Sempozyumun açılış konuşmasında İzmir Katip Çelebi Üniversitesi Tıp Fakültesi Çocuk Sağlığı ve Hastalıkları Anabilim Dalı Başkanı ve Sempozyum Başkanı Prof. Dr. Bumin Dündar; kızlarda 2000-2500 canlı doğumda bir görüldüğü bildirilen, bir X kromozomunun yokluğu veya yapısal bozukluğu sonucu ortaya çıkan, kısa boy, ergenlik gecikmesi, kısırlık, kalp ve böbrek anomalileri ile seyreden Turner Sendromuna sahip olgu sayısının ülkemizde ne yazık ki hala kesin olarak bilinmediğini, Çocuk Endokrinoloji kliniklerinde takip edilen hastaların azlığı toplum içinde çok sayıda tanısından habersiz Turner Sendromlu hastanın dolaştığını gösterdiğini ve çocukluk döneminde tanı alamayan pek çok hastanın bir kısmının tanısının gecikerek erişkin dönemde tesadüfen tanı alabildiğini, ancak Turner Sendromunda erken tanı ve tedavi hastaların yaşam süresi ve yaşam kalitelerinin artması açısından büyük önem taşıdığını vurguladı. Dündar; nedeni saptanamayan akranlarına göre kısa boylu tüm kız çocuklarında Turner Sendromunun araştırılması gerektiğini, hastalığın tanısının pekçok merkezde ücretsiz yapılabilen genetik analizle mümkün olduğunu söyledi.
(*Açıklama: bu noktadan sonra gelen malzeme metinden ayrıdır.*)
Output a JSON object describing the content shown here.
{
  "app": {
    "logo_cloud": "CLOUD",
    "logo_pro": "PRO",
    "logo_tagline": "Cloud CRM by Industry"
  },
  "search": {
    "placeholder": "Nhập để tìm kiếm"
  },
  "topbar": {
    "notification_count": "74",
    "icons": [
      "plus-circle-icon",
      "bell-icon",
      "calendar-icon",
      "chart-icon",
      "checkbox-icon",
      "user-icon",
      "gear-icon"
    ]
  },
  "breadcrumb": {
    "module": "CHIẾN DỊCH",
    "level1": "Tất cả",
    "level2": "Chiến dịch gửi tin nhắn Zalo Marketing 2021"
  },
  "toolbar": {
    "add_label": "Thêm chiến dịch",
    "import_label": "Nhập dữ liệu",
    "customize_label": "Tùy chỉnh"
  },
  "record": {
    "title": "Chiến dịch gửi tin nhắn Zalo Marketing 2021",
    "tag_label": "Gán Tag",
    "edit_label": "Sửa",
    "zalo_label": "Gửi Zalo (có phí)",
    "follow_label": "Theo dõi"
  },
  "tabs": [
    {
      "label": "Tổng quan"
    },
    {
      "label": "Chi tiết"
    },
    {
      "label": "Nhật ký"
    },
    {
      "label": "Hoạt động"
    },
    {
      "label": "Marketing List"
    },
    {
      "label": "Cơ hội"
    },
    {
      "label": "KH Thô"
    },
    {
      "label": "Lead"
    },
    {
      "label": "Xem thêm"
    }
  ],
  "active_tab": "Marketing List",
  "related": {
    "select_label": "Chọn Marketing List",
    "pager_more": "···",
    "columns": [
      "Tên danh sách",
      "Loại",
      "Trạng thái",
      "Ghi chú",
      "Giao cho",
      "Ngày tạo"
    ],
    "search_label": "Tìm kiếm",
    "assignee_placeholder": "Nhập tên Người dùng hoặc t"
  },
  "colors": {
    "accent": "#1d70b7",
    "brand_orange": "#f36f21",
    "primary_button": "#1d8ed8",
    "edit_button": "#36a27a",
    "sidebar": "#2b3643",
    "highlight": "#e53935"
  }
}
Dündar Turner Sendromlu olgularla ilgili ülkemizde yaşanan en önemli problemlerin; “Hastalığın sık görülmesine rağmen bilinirliliğinin az olması, Turner Sendromu ile ilgili hastalar, sağlık personelive toplum nezdinde var olan bilgi kirliliği ve bilgi yetersizliği, Hastaların yaşam kalitesi ve yaşam süresini etkileyecek şekilde erken tedaviyi geciktiren geciktiren tanıda yaşanan gecikmeler, Büyüme hormonu tedavisi başta olmak üzere bu hastaların alması gereken bazı tedaviler için sosyal güvenlik kurumu nezdinde yaşadığı sıkıntılar,özellikle erişkin hastaların izleminde yaşanan problemler ve Turner sendromlu bireylerin özürlü haklarından yararlanamaması olduğunu söyledi.
Toplumun ve sağlık personelinin Turner Sendromu hakkındaki bilgi düzeyinin artırılması, tanı ve tedavide yaşanan gecikmelerin ortadan kaldırılması, Turner Sendromluların tedavilerinde yaşanan zorlukların giderilmesi, ülkemizde yutdışında olduğu gibi çocuk ve erişkin Turner Sendromlulara özel bu konuda deneyimli kliniklerin kurulması amacıyla Turner Sendromu Farkındalık Hareketi başlattıklarını söyleyen Dündar, Turner Sendromlu hastaların sorunlarının tartışılacağı, toplumda duyarlılığın artırılacağı Turner Sendromu ile ilgili bir gün ya da hafta olmadığını, Turner Sendromu çalışma grubu olarak Çocuk Endokrinolojisi ve Diyabet Derneği’nin destekleri ile bu konuda da bir çalışma başlattıklarını belirtti.
Daha sonra konuşan Çocuk Endokrinolojisi ve Diyabet Derneği Turner Çalışma Grubu Başkanı Prof. Dr. Atilla Büyükgebiz ve Çocuk Endokrinolojisi ve Diyabet Derneği Başkanı Prof. Dr. Feyza Darendeliler sık görülen ancak bilinirliliği az olan Turner Sendromu ile ilgili böyle bir toplantı ve çalışma başlatmanın önemine işaret ettiler.
Sempozyumun ilk günü Turner Sendromu ile ilgili son güncel bilgiler tartışılırken, 2. gün Turner Sendromlu hastalar ve uzmanlar birlikte kahvaltılı etkinlikte buluştu ve hastaların merak ettiği sorularına uzmanlar tarafından cevaplar verildi. Ulusal ve yeral basının büyük ilgi gösterdiği sempozyum, 2 gün boyunca internet üzerinden canlı olarak yayınlandı. Sempozyumda geç ve erken tanı almış olgular basın mensupları ile yaşadıkları sorunları paylaştı.